Yun Che sonrió con sarcasmo interior… Zi Ji seguramente no sabía que el mismo día en que Mo Li se fue, Huangji Wuyu, Qu Fengyi y Ye Meixie, después de dejar la Secta Divina Fenghuang, regresaron y se unieron para atacar por segunda vez. Si no hubiera sido por la llegada oportuna de Xiao Yaohou, las consecuencias habrían sido desastrosas. Si él lo supiera, probablemente no tendría la cara para pedir ayuda.
Zi Ji se quedó sin palabras. El Maestro Verdadero del Dolor del Dominio Sagrado dijo con dificultad: —Señor del Palacio Yun… ninguno de nosotros teme a la muerte… pero Xuanyuan Wentian es… un enemigo común… dejemos de lado las rencillas pasadas… al menos por ahora… luchemos juntos contra… Xuanyuan Wentian…
Siendo el primero entre los Doce Maestros Verdaderos del Dominio Sagrado, el poder arcano del Maestro Verdadero del Dolor solo era superado por Huangji Wuyu, pero sus palabras eran entrecortadas, lo que evidenciaba el inmenso sufrimiento que padecía bajo el veneno demoníaco. Si alguien tan poderoso como el Maestro Verdadero del Dolor estaba así, ni hablar de los demás.
—Hmph, ya que no temen a la muerte, entonces no tengo por qué gastar energías en meterme en sus asuntos. En cuanto a Xuanyuan Wentian —Yun Che entrecerró los ojos—, yo solo soy suficiente.
—Mmm… —los labios del Maestro Verdadero del Dolor temblaron, y no pudo decir nada más.
—Je, je, je, je —Xuanyuan Wentian, inesperadamente, no soltó una gran carcajada, sino una risa grave—: Yun Che, cada vez aprecio más tu carácter, qué arrogante. Lástima, en este mundo ya no hay nadie con derecho a ser arrogante frente a mí.
Extendió su mano ennegrecida, con la palma frente a Yun Che: —Seguro que no puedes imaginar el nivel de poder que he alcanzado.
—Mutuo, mutuo —sonrió ligeramente Yun Che.
—Francamente, mi poder actual es tan fuerte que incluso yo mismo lo temo. Tú, en solo un mes, has vuelto a cruzar un gran reino arcano, lo que realmente me sorprende. Pero lástima… aunque tu poder arcano se multiplique por diez, jamás podrás ser mi oponente.

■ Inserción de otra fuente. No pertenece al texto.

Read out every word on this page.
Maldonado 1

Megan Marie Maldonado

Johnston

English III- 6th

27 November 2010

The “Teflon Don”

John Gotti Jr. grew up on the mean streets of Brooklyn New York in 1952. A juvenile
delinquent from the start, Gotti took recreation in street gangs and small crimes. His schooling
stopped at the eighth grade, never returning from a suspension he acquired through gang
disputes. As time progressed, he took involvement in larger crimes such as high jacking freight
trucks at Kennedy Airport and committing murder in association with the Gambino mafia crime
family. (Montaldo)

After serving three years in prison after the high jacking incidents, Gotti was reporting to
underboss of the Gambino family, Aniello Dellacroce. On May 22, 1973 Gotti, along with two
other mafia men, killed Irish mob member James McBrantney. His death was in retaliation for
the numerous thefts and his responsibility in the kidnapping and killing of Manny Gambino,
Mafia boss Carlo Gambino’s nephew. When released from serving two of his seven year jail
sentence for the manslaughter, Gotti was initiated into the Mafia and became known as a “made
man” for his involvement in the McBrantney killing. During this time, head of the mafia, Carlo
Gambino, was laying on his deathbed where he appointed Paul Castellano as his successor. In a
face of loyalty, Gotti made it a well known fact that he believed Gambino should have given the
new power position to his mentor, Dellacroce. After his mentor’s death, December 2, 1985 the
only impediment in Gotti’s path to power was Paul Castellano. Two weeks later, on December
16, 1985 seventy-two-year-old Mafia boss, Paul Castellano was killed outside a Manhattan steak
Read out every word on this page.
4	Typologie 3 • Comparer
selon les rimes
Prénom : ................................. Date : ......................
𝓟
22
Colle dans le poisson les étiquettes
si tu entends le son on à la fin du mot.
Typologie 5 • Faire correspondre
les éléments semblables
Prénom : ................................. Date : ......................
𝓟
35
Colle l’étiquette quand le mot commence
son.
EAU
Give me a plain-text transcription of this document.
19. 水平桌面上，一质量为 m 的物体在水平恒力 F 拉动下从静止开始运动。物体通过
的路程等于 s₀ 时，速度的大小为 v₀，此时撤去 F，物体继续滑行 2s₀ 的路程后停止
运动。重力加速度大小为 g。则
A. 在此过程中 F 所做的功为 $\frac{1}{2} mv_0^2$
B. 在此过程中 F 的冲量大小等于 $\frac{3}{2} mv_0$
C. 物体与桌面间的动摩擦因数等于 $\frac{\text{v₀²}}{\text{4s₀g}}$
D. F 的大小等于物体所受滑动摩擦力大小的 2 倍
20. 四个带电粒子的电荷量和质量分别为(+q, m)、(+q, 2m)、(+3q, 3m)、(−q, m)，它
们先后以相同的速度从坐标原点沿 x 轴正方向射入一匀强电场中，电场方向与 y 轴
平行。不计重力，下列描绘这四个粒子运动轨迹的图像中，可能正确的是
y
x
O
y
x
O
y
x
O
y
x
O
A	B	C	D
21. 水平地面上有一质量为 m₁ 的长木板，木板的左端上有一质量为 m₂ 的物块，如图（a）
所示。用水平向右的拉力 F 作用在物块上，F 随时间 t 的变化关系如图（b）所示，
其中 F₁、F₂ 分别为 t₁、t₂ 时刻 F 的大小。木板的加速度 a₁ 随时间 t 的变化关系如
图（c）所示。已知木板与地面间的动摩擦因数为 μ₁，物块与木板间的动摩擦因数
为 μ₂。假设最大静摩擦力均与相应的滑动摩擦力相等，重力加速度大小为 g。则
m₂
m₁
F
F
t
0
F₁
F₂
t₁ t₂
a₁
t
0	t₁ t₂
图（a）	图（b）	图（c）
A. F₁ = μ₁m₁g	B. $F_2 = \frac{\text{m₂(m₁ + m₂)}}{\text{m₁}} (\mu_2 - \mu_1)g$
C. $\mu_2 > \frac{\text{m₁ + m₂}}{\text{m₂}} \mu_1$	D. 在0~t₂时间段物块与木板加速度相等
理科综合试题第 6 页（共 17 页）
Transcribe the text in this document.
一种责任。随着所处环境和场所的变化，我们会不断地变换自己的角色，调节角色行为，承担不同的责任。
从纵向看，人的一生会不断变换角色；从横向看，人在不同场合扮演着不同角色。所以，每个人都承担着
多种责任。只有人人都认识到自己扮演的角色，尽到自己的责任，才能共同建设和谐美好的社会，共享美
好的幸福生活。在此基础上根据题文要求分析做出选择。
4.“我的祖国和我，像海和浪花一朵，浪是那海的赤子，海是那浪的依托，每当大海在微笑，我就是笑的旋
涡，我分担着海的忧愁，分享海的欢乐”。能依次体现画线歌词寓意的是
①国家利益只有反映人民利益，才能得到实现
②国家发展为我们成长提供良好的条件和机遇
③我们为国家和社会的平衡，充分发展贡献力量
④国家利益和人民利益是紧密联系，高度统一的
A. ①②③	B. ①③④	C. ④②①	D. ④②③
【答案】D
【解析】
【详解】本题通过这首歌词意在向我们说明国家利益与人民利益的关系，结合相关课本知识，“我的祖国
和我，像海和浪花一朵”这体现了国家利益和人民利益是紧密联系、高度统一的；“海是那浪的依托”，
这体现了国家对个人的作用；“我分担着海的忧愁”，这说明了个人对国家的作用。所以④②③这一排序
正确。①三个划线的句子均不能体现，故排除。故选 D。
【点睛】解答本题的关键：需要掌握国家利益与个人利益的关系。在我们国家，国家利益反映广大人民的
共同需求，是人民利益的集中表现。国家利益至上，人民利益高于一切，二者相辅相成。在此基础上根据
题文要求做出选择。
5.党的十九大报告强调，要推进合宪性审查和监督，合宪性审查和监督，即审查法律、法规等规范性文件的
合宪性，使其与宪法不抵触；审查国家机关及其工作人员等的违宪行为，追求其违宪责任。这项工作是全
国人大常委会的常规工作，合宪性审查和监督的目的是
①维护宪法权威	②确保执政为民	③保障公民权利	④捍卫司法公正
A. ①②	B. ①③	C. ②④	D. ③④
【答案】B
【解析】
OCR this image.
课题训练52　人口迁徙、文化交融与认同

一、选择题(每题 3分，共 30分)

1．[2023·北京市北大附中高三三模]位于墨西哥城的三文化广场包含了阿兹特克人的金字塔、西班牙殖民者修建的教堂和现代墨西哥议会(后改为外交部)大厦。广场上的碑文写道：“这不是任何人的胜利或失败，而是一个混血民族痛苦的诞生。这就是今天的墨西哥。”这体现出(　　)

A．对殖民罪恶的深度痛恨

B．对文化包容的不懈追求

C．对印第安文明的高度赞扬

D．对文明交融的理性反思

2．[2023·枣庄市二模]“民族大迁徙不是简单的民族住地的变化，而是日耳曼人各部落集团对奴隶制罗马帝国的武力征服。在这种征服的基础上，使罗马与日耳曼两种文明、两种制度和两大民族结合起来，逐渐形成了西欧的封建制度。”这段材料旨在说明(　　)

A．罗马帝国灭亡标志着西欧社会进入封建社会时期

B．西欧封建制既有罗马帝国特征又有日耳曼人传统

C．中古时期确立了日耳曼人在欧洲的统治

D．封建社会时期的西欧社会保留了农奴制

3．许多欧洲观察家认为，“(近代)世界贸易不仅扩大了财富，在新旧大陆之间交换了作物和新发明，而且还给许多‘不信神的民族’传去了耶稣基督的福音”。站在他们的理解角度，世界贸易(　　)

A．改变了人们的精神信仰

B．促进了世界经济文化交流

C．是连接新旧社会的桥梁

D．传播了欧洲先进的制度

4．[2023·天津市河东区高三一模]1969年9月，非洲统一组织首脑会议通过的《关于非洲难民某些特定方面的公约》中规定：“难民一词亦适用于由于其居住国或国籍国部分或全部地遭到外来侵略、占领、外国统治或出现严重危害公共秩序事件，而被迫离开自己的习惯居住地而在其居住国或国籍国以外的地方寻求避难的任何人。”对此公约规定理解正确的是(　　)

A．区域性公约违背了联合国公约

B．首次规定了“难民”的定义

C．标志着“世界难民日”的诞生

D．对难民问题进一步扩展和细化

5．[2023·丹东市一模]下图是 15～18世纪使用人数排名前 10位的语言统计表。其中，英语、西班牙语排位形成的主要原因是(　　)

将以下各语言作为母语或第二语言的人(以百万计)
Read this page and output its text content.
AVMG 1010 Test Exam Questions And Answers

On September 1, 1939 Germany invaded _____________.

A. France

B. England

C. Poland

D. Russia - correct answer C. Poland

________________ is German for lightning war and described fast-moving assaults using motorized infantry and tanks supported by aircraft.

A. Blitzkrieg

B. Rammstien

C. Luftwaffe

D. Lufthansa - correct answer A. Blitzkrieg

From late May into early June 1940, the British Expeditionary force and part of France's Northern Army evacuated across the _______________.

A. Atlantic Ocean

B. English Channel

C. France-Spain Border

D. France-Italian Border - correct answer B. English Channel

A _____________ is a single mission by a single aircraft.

—Ji, ji, ji, ji —rió Yun Che en voz baja—: Todos los que han muerto a manos mías pensaban lo mismo justo antes de morir.
Xuanyuan Wentian no le dio ninguna importancia a las palabras de Yun Che. Sentía que, habiendo alcanzado su nivel actual, ya no existía en el mundo nada que pudiera enfurecerlo. Dijo con desdén: —¿Xiao Yaohou? ¿No vino contigo? Si estuviera aquí, tal vez podrías morir un poco más lento.
—Ya dije, para enfrentarte a ti, yo solo soy suficiente.
Yun Che movió su brazo, un destello rojo brilló, y la Espada del Cielo Cataclísmico Exterminadora de Demonios apareció con orgullo, su fulgor carmesí descendió desde el aire.
¡Boom, boom, boom, boom…!
Con el Yun Che actual, y la actual Espada del Cielo Cataclísmico Exterminadora de Demonios, aunque solo fue un movimiento casual, colapsó el espacio circundante al instante. La enorme Plataforma del Dios del Mar se partió en pedazos bajo el rugido espacial, y una tormenta del desastre, como una ola gigante repentina, envolvió toda la plataforma.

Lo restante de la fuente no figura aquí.